Dicevo, fino a quel giorno. Me ne stavo lì a osservare l’uomo, quando a un certo punto questo qui guarda dritto verso di me dalla sua finestra. Uno sguardo in camera vero e proprio. Ho perso un battito e poi ho premuto play.

«Mi sta guardando. Sorride. Adesso ride.

Sta camminando verso l’ingresso. Apre una valigia, di quelle grandi, tutta rossa.

Dentro c’è… un manichino? Una persona. Però non si muove. Penso sia morta. La sta portando verso la finestra, verso di me.

Oh, Dio.

Dio, questo sarebbe bellissimo in piano sequenza.

Si è seduto sulla poltrona con la testa della ragazza sulle gambe. Le sta facendo qualcosa alla bocca.

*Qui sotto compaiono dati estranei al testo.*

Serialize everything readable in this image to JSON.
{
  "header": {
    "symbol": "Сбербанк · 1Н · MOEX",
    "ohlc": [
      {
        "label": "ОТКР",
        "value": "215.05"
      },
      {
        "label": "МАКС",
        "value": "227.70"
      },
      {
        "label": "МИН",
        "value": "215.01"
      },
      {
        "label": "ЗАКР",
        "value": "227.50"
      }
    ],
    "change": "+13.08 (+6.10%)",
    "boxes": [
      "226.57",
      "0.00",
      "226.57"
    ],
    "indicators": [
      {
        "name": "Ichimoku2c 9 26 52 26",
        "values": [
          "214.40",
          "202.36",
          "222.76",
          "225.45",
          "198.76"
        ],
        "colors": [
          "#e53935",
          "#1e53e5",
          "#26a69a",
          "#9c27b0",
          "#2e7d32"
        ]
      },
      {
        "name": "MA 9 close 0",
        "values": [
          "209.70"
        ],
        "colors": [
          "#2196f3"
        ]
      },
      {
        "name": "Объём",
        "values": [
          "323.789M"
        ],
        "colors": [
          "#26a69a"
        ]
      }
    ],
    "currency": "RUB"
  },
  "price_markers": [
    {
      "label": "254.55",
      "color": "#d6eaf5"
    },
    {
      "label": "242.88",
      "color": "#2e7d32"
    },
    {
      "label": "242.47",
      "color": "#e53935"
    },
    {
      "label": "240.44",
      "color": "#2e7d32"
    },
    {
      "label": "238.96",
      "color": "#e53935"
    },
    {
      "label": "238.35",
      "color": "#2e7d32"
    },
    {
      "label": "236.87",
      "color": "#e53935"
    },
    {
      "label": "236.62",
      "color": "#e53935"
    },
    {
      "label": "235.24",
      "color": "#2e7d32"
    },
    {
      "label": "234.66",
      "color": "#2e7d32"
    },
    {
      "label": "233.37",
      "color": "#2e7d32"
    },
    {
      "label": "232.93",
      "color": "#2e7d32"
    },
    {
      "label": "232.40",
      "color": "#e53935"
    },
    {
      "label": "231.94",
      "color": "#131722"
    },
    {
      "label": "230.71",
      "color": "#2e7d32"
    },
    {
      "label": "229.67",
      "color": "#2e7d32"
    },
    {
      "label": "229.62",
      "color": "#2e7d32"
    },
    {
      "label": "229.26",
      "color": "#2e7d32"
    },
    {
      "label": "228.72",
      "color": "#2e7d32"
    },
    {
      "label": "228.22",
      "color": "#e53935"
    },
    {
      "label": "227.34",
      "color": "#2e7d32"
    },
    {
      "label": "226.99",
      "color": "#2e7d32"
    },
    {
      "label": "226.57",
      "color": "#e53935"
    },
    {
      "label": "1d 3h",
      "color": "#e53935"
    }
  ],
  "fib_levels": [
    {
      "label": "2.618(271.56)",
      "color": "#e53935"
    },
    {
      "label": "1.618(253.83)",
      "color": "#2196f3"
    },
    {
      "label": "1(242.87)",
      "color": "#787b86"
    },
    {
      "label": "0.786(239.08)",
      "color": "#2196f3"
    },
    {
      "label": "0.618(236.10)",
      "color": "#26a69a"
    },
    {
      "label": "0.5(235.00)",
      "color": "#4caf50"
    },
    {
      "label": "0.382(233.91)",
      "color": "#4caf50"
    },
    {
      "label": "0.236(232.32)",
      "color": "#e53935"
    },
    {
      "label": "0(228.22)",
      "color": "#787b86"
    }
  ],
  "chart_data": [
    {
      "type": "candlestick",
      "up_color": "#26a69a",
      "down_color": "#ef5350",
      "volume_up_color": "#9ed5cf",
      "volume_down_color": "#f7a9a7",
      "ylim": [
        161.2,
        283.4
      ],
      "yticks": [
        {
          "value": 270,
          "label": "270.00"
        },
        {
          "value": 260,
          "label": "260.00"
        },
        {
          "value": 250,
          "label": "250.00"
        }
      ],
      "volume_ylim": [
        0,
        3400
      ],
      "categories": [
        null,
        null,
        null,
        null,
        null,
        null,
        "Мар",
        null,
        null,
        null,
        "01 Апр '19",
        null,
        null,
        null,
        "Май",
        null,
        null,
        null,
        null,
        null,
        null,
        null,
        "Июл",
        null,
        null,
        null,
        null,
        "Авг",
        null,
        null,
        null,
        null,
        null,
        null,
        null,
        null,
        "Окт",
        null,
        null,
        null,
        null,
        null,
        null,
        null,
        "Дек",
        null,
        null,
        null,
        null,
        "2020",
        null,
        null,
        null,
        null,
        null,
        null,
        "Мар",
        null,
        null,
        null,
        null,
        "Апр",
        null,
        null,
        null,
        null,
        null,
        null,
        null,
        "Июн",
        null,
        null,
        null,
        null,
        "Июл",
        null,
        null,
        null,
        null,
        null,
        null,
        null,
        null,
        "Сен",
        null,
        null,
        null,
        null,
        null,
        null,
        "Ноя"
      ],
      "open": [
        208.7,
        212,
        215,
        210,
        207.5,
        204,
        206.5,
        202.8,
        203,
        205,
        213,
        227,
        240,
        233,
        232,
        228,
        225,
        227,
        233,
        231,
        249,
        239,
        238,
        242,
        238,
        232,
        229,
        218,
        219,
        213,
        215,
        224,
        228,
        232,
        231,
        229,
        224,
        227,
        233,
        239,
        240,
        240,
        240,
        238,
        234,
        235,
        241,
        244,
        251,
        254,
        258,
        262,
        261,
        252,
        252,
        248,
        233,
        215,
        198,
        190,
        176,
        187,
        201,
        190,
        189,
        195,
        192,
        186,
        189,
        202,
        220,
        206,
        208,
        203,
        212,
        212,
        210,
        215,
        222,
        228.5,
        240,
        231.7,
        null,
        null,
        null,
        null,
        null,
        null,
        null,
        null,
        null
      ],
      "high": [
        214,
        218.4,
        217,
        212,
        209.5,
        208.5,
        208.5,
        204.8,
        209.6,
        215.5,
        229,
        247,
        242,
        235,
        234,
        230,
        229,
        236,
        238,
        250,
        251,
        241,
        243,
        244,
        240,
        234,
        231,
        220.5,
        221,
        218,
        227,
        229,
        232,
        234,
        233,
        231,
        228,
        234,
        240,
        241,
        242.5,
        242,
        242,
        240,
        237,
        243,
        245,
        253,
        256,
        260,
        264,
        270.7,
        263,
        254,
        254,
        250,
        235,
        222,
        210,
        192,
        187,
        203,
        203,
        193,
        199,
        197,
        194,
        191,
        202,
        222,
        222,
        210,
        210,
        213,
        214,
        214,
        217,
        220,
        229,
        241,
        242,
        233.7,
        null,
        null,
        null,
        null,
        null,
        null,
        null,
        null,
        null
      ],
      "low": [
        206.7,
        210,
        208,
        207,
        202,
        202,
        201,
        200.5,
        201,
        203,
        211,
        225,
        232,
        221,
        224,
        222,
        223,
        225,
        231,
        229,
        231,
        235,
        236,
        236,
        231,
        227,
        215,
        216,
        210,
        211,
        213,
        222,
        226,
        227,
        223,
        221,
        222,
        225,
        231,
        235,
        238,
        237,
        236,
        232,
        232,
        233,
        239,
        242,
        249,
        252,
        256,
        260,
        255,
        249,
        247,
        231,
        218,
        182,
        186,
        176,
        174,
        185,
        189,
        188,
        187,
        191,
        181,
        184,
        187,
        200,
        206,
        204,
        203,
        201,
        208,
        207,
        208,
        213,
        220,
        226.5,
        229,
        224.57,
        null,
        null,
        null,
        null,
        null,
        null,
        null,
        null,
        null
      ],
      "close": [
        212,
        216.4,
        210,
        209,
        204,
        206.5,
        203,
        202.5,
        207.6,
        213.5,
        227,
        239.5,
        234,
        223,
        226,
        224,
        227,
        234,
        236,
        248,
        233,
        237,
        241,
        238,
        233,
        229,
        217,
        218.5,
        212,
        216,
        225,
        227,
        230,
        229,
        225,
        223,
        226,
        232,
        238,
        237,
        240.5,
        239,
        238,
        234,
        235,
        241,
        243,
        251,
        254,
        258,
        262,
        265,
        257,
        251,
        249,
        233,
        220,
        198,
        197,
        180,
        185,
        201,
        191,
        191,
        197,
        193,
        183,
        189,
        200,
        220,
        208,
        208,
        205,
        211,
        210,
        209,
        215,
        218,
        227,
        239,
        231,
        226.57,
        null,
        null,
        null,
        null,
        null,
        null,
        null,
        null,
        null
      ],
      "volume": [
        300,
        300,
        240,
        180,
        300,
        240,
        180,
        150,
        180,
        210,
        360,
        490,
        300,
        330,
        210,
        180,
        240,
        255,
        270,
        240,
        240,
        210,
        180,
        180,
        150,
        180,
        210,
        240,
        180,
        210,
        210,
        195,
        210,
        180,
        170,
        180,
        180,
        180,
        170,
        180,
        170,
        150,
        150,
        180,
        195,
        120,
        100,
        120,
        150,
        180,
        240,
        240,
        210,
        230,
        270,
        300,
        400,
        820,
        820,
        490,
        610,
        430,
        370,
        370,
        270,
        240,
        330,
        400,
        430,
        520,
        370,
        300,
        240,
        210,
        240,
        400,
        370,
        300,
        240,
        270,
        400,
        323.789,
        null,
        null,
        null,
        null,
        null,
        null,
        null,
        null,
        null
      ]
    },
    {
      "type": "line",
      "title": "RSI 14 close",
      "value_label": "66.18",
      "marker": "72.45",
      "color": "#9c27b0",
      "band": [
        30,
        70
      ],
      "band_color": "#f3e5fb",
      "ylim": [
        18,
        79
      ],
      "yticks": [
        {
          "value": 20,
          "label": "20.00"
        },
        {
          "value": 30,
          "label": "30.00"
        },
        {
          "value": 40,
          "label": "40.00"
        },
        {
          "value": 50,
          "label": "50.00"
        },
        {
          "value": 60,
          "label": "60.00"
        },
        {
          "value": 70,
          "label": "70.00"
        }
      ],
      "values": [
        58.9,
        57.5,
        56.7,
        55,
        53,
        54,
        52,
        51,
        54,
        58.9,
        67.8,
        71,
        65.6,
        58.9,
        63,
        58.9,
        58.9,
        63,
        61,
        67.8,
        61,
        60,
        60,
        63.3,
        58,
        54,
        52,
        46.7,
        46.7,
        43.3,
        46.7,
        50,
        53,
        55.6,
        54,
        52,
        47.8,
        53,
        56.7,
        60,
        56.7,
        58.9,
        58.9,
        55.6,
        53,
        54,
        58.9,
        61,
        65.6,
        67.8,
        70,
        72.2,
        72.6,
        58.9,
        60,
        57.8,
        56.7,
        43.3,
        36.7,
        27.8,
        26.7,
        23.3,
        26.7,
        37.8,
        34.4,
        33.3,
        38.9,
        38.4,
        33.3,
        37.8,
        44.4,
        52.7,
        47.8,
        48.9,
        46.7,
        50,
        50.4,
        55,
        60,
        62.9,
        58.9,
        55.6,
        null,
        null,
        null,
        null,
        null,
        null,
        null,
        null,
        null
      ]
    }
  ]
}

Mi serve il binocolo.

Dio, già ce lo vedo, un Cillian Murphy seduto proprio così, o al massimo un Tom Hiddleston.

Col binocolo è tutta un’altra cosa: il filo è blu scuro, fa un contrasto spaventoso con la pelle perforata in più punti, come l’orlo di un vestito – sembra che le stia cucendo un livido addosso, quando invece è solo lana su viso. Qua ci sta un particolare sulle sue mani che si muovono, poi sulle labbra bucate di lei.

L’uomo mi sta guardando. Le cuce ancora la bocca. Perché lo fa? Dio, voglio saperlo.

Ha gli occhi azzurri.

Toni freddi. Bisogna dire al direttore della fotografia di usare i toni freddi.

Ride e mi guarda. Sentite le macchine sotto di noi? E i clacson? È l’ora di punta. Tutta la parte sonora sarebbe una bomba.»

Ho mandato la registrazione al capo via mail ed ecco che lui bussa alla mia porta, due giorni dopo, con la faccia di chi non dorme da un bel po’. È venuto da Los Angeles solo per chiedermi di persona perché non ho chiamato la polizia.

Gli ho detto la prima frase che m’è venuta in mente, cioè che le persone quando sono sole fanno un sacco di cose discutibili, e lui m’ha guardato come si guarda il soggetto di un film alla sua penultima bozza, poco prima di crederci fino in fondo. M’ha chiesto se avessi fatto ascoltare il mio racconto a qualcun altro e io ho risposto di no.

Poi se n’è andato, così, senza salutare, e in quel momento ho pensato vuoi vedere che adesso mi licenziano. Proprio me, che ho ridisegnato la trottola di Inception.

Allora ho fatto le valigie, ho svuotato il frigo e ho buttato la differenziata, ma non è servito perché alla fine, sentite qua, alla fine è successo l’impensabile.

È successo che il capo è tornato, dopo qualche giorno, con tutta la troupe al seguito, e mi ha detto che gli è venuta quest’idea di filmare gente che guarda altra gente che guarda altra gente. Che mi vogliono come protagonista per quest’esperimento cinematografico. Che potrebbe diventare virale, persino. Perché la curiosità del pubblico è una bella bestia – e le persone quando sono sole fanno un sacco di cose discutibili.

E io ho risposto sì. Ovviamente, ho risposto sì.

Il primo giorno di riprese è arrivato il nuovo trovarobe e ha sostituito la lampada verde lime con una verde smeraldo. Per i toni freddi, ha detto. Gli ho sorriso. Farà strada.